Can SLN mapping replace lymphadenectomy for surgical staging of early-stage EEC?

Audrey Abella
Yesterday
Can SLN mapping replace lymphadenectomy for surgical staging of early-stage EEC?

Researchers from the KK Women’s and Children’s Hospital, Singapore found that sentinel lymph node (SLN) mapping is an acceptable and safe alternative to routine lymphadenectomy in the surgical staging of early-stage endometrioid endometrial cancer (EEC).

Complete lymphadenectomy has been considered the standard of care for evaluating LN status in EC. However, it is associated with surgical morbidity, such as long-term complications of lymphoedema and lymphocyst formation, the researchers pointed out.

“SLN mapping has been developed as an alternative to complete lymphadenectomy for the surgical staging of early-stage, uterine-confined EC to reduce the morbidity of lymphadenectomy and has been demonstrated as a safe and feasible alternative,” they added.

The researchers retrospectively evaluated 203 women with clinical and radiological FIGO* stage I EEC undergoing staging surgery (THBSO** with/without pelvic lymph node dissection [PLND] and/or para-aortic lymph node dissection). Of these, 109 underwent SLN mapping while 94 had PLND. [Obstet Gynecol Int 2023;doi:10.1155/2023/9949604]

Compared with the PLND group, the SLN group had a markedly shorter operative time (median 129 vs 162 minutes), less blood loss (median 100 vs 300 mL), and shorter postoperative hospital stay (3 vs 4 days; p<0.001 for all).

There were no significant differences between the SLN and PLND groups in terms of the number of operative complications (12.8 percent vs 23.4 percent; p=0.05). LN metastases detection rates were also comparable between groups (4.6 percent vs 7.4 percent; p=0.389), as were disease-free survival (median 13 months; p=0.538) and overall survival (median 13 months; p=0.333).

The SLN group had numerically lower rates of cervical stromal involvement (9.2 percent vs 20.2 percent; p=0.076), lymphovascular space invasion present (7.3 percent vs 12.8 percent; p=0.196), and positive peritoneal washings (2.8 percent vs 9.6 percent; p=0.08) than the PLND group, but the between-group differences were not significant.

The comparable results imply that SLN mapping appears to be noninferior to standard lymphadenectomy in terms of oncological outcomes, the researchers noted. “Our centre’s experience and results with SLN mapping successfully reproduce comparable surgical and oncological outcomes to those reported in literature.”

Shifting to SLN mapping

SLN mapping with ultra-staging has been shown to increase LN metastases detection and improve staging, with indocyanine green being the tracer of choice owing to its superiority to methylene blue and radiocolloid in terms of detection rate. [Gynecol Oncol 2017;147:528-534; Gynecol Oncol 2014;133:506-511; Gynecol Oncol 2017;146:405-415]
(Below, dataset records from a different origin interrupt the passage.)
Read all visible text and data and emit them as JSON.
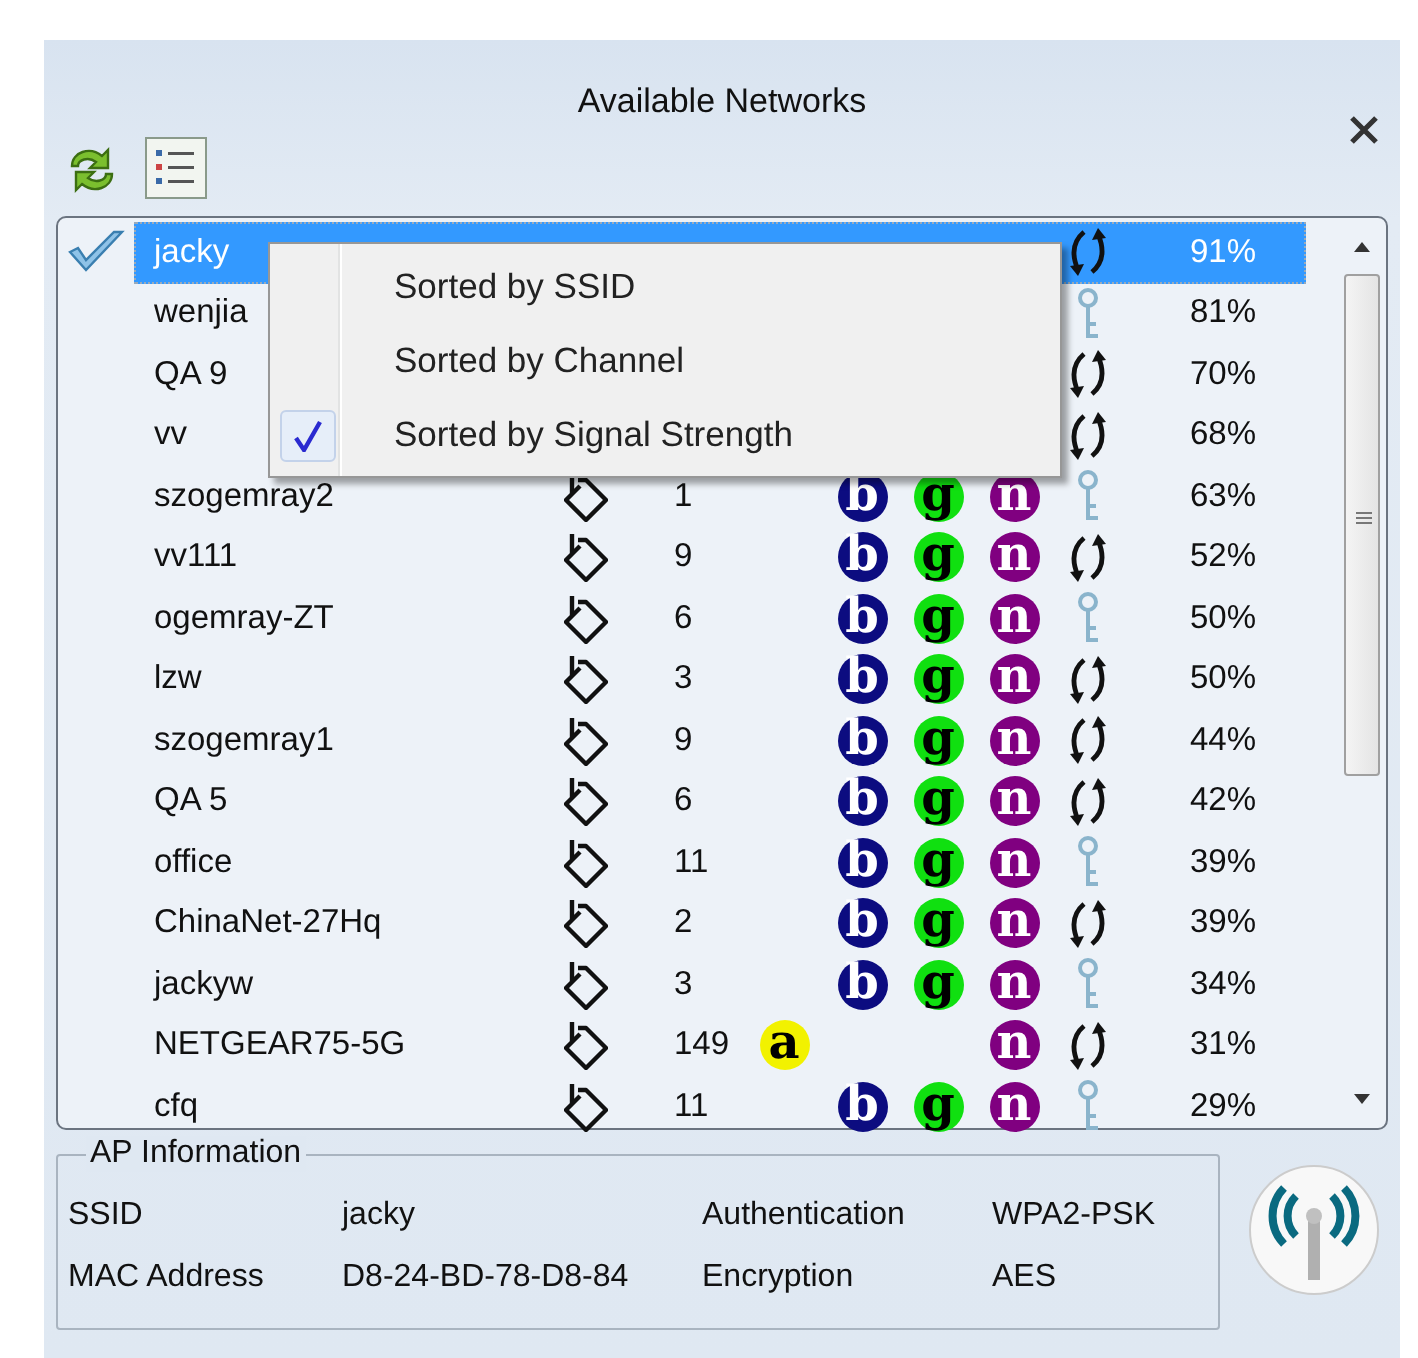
{
  "window": {
    "title": "Available Networks"
  },
  "networks": [
    {
      "ssid": "jacky",
      "connected": true,
      "selected": true,
      "security": {
        "kind": "arrows"
      },
      "signal": "91%"
    },
    {
      "ssid": "wenjia",
      "connected": false,
      "selected": false,
      "security": {
        "kind": "key"
      },
      "signal": "81%"
    },
    {
      "ssid": "QA 9",
      "connected": false,
      "selected": false,
      "security": {
        "kind": "arrows"
      },
      "signal": "70%"
    },
    {
      "ssid": "vv",
      "connected": false,
      "selected": false,
      "security": {
        "kind": "arrows"
      },
      "signal": "68%"
    },
    {
      "ssid": "szogemray2",
      "connected": false,
      "selected": false,
      "channel": "1",
      "bands": [
        {
          "kind": "b",
          "label": "b"
        },
        {
          "kind": "g",
          "label": "g"
        },
        {
          "kind": "n",
          "label": "n"
        }
      ],
      "security": {
        "kind": "key"
      },
      "signal": "63%"
    },
    {
      "ssid": "vv111",
      "connected": false,
      "selected": false,
      "channel": "9",
      "bands": [
        {
          "kind": "b",
          "label": "b"
        },
        {
          "kind": "g",
          "label": "g"
        },
        {
          "kind": "n",
          "label": "n"
        }
      ],
      "security": {
        "kind": "arrows"
      },
      "signal": "52%"
    },
    {
      "ssid": "ogemray-ZT",
      "connected": false,
      "selected": false,
      "channel": "6",
      "bands": [
        {
          "kind": "b",
          "label": "b"
        },
        {
          "kind": "g",
          "label": "g"
        },
        {
          "kind": "n",
          "label": "n"
        }
      ],
      "security": {
        "kind": "key"
      },
      "signal": "50%"
    },
    {
      "ssid": "lzw",
      "connected": false,
      "selected": false,
      "channel": "3",
      "bands": [
        {
          "kind": "b",
          "label": "b"
        },
        {
          "kind": "g",
          "label": "g"
        },
        {
          "kind": "n",
          "label": "n"
        }
      ],
      "security": {
        "kind": "arrows"
      },
      "signal": "50%"
    },
    {
      "ssid": "szogemray1",
      "connected": false,
      "selected": false,
      "channel": "9",
      "bands": [
        {
          "kind": "b",
          "label": "b"
        },
        {
          "kind": "g",
          "label": "g"
        },
        {
          "kind": "n",
          "label": "n"
        }
      ],
      "security": {
        "kind": "arrows"
      },
      "signal": "44%"
    },
    {
      "ssid": "QA 5",
      "connected": false,
      "selected": false,
      "channel": "6",
      "bands": [
        {
          "kind": "b",
          "label": "b"
        },
        {
          "kind": "g",
          "label": "g"
        },
        {
          "kind": "n",
          "label": "n"
        }
      ],
      "security": {
        "kind": "arrows"
      },
      "signal": "42%"
    },
    {
      "ssid": "office",
      "connected": false,
      "selected": false,
      "channel": "11",
      "bands": [
        {
          "kind": "b",
          "label": "b"
        },
        {
          "kind": "g",
          "label": "g"
        },
        {
          "kind": "n",
          "label": "n"
        }
      ],
      "security": {
        "kind": "key"
      },
      "signal": "39%"
    },
    {
      "ssid": "ChinaNet-27Hq",
      "connected": false,
      "selected": false,
      "channel": "2",
      "bands": [
        {
          "kind": "b",
          "label": "b"
        },
        {
          "kind": "g",
          "label": "g"
        },
        {
          "kind": "n",
          "label": "n"
        }
      ],
      "security": {
        "kind": "arrows"
      },
      "signal": "39%"
    },
    {
      "ssid": "jackyw",
      "connected": false,
      "selected": false,
      "channel": "3",
      "bands": [
        {
          "kind": "b",
          "label": "b"
        },
        {
          "kind": "g",
          "label": "g"
        },
        {
          "kind": "n",
          "label": "n"
        }
      ],
      "security": {
        "kind": "key"
      },
      "signal": "34%"
    },
    {
      "ssid": "NETGEAR75-5G",
      "connected": false,
      "selected": false,
      "channel": "149",
      "bands": [
        {
          "kind": "a",
          "label": "a"
        },
        {
          "kind": "n",
          "label": "n"
        }
      ],
      "security": {
        "kind": "arrows"
      },
      "signal": "31%"
    },
    {
      "ssid": "cfq",
      "connected": false,
      "selected": false,
      "channel": "11",
      "bands": [
        {
          "kind": "b",
          "label": "b"
        },
        {
          "kind": "g",
          "label": "g"
        },
        {
          "kind": "n",
          "label": "n"
        }
      ],
      "security": {
        "kind": "key"
      },
      "signal": "29%"
    }
  ],
  "sort_menu": [
    {
      "label": "Sorted by SSID",
      "checked": false
    },
    {
      "label": "Sorted by Channel",
      "checked": false
    },
    {
      "label": "Sorted by Signal Strength",
      "checked": true
    }
  ],
  "ap_info": {
    "title": "AP Information",
    "fields": [
      {
        "label": "SSID",
        "value": "jacky"
      },
      {
        "label": "Authentication",
        "value": "WPA2-PSK"
      },
      {
        "label": "MAC Address",
        "value": "D8-24-BD-78-D8-84"
      },
      {
        "label": "Encryption",
        "value": "AES"
      }
    ]
  }
}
The SENTOR study found SLN mapping to be a feasible alternative for surgical staging of high-risk EC, with 96-percent sensitivity, 4-percent false-negative rate, and 99-percent negative predictive value for detection of nodal metastases in patients with high-grade EC at an increased risk of nodal metastases. [JAMA Surg 2021;156:157-164] Another study showed that SLN biopsy can accurately detect LN metastases in high-grade EC. [Am J Obstet Gynecol 2021;225:367.e1-367.e39]

“[T]he current focus of research is shifting to the use of SLN mapping in high-grade EC … [Findings from these studies] suggest that SLN biopsy may replace routine lymphadenectomy in high-grade ECs,” said the researchers.

“We recognize that our main limitation was the short median duration of follow-up (14–15 months) and the size of or study population, which may have affected the comparison of operative complications and long-term complications such as lymphoedema,” they noted. Longer term follow-up and studies with larger cohorts are thus recommended.